How to set a program's working directory?

Question

I have a program that exists in the /usr/local/flower directory - flower.rb. It requires loading libraries that also exist in the same directory. I've included this flower directory in my OS environment's path. And my choice of OS is Ubuntu.

When I execute flower.rb from any other directory other than /usr/local/flower, I get error messages indicating the program can't load the libraries that also exist in the /usr/local/flower directory b/c they are being loaded as ./[library] from source code.

I realize I could change the Ruby program to hard code the /usr/local/flower/[libraries], but I'm curious if there's a way to execute this program from my home directory, e.g. /home/seattle, w/o doing this.

Also, when the program executes, it creates output via the -o switch.

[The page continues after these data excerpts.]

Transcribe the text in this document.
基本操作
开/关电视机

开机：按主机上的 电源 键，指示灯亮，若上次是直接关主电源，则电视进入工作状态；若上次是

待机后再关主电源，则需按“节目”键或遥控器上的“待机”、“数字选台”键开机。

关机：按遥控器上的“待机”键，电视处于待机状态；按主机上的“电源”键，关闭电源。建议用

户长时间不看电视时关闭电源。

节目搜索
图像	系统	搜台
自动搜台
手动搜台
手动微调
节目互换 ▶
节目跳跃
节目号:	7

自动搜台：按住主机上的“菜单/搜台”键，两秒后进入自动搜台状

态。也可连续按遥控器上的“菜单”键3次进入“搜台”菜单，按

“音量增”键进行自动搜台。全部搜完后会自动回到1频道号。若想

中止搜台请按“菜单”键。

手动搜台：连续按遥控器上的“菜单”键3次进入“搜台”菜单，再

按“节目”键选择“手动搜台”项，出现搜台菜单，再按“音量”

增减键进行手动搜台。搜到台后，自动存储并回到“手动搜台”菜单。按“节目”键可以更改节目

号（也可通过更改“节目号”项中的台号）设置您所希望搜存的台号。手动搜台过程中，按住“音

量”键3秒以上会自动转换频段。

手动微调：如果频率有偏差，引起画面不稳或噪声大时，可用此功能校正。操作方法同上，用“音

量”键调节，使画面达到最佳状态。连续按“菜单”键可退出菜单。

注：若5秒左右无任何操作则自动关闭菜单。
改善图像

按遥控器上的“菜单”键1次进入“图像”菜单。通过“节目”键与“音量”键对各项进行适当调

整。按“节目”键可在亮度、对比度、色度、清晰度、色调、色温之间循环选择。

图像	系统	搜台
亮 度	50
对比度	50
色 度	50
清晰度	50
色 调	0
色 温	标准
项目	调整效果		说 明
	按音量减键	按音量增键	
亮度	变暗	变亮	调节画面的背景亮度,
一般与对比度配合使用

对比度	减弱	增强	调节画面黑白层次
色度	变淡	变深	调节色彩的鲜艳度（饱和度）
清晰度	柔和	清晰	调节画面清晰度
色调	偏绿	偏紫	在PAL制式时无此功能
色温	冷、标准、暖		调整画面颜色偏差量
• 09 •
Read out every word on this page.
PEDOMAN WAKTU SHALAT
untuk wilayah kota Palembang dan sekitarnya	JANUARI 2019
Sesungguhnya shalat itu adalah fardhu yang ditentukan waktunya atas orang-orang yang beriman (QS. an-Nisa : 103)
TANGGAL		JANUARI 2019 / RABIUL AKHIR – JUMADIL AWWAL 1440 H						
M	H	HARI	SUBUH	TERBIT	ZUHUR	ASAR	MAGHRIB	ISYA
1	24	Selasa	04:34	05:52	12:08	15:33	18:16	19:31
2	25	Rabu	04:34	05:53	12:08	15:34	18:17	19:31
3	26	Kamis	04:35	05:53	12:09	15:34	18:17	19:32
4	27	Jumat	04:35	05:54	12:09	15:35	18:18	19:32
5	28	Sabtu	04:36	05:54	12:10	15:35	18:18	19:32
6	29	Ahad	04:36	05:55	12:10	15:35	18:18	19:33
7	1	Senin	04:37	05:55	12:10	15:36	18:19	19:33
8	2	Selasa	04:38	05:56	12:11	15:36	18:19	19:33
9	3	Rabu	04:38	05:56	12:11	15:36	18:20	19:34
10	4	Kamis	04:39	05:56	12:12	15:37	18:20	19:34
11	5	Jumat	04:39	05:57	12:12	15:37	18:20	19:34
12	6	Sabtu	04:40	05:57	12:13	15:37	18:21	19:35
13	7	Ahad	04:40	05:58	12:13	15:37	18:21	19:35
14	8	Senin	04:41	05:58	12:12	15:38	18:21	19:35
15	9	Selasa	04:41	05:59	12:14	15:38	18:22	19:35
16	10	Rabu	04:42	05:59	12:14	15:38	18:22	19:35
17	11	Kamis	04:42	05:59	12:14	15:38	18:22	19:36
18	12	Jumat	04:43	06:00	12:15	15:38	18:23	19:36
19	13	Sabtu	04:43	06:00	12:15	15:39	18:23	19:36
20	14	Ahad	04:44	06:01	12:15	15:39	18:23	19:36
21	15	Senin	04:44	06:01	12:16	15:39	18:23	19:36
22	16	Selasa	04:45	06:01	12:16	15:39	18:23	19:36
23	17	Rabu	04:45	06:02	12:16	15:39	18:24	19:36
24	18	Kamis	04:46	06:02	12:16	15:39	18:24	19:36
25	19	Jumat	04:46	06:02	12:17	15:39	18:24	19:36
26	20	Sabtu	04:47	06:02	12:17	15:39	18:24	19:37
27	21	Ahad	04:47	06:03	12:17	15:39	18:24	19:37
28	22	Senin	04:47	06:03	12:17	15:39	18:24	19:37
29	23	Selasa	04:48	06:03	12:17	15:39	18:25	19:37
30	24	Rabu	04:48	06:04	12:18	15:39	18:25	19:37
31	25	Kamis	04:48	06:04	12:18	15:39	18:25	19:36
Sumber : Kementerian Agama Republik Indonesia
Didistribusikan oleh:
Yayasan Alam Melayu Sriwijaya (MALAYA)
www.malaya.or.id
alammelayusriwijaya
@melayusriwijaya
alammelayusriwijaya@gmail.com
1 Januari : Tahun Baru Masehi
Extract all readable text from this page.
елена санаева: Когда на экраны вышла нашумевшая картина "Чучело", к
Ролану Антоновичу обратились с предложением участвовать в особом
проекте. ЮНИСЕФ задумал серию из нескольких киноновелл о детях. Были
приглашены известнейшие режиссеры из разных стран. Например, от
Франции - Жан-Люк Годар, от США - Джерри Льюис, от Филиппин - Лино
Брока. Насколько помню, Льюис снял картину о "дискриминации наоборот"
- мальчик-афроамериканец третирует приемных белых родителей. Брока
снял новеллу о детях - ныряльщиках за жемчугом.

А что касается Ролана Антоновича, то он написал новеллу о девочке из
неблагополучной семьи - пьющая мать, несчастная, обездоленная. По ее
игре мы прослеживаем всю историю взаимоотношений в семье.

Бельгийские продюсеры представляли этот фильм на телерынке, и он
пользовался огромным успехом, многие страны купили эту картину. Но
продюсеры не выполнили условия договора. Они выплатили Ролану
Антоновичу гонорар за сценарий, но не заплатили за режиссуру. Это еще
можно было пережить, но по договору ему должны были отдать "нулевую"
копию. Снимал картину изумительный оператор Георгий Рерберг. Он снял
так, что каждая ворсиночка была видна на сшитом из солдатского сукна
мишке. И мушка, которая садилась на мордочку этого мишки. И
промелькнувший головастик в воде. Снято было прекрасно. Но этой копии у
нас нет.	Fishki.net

My solution was to create a bash script that changed to the /usr/local/flower directory, executed the program, and then return to the PWD directory from where the flower.rb program was called. The problem is the -o switch. If I do a -o [file] the [file] gets written to the /usr/local/flower directory as opposed to where I am when the flower.rb program is run.

What is a good solution for this problem?

Answer 1

It's not quite clear from your question, but it appears that you are using require wrongly. require is for loading scripts from the $LOAD_PATH. If you want to load a script relative to the directory of the current script, use require_relative.

You should never load scripts relative to the current working directory. The current working directory is under the control of the user, not your script. You have no idea what it is gonna be. There is a reason why the current working directory was removed from the $LOAD_PATH in 2008: because it's broken.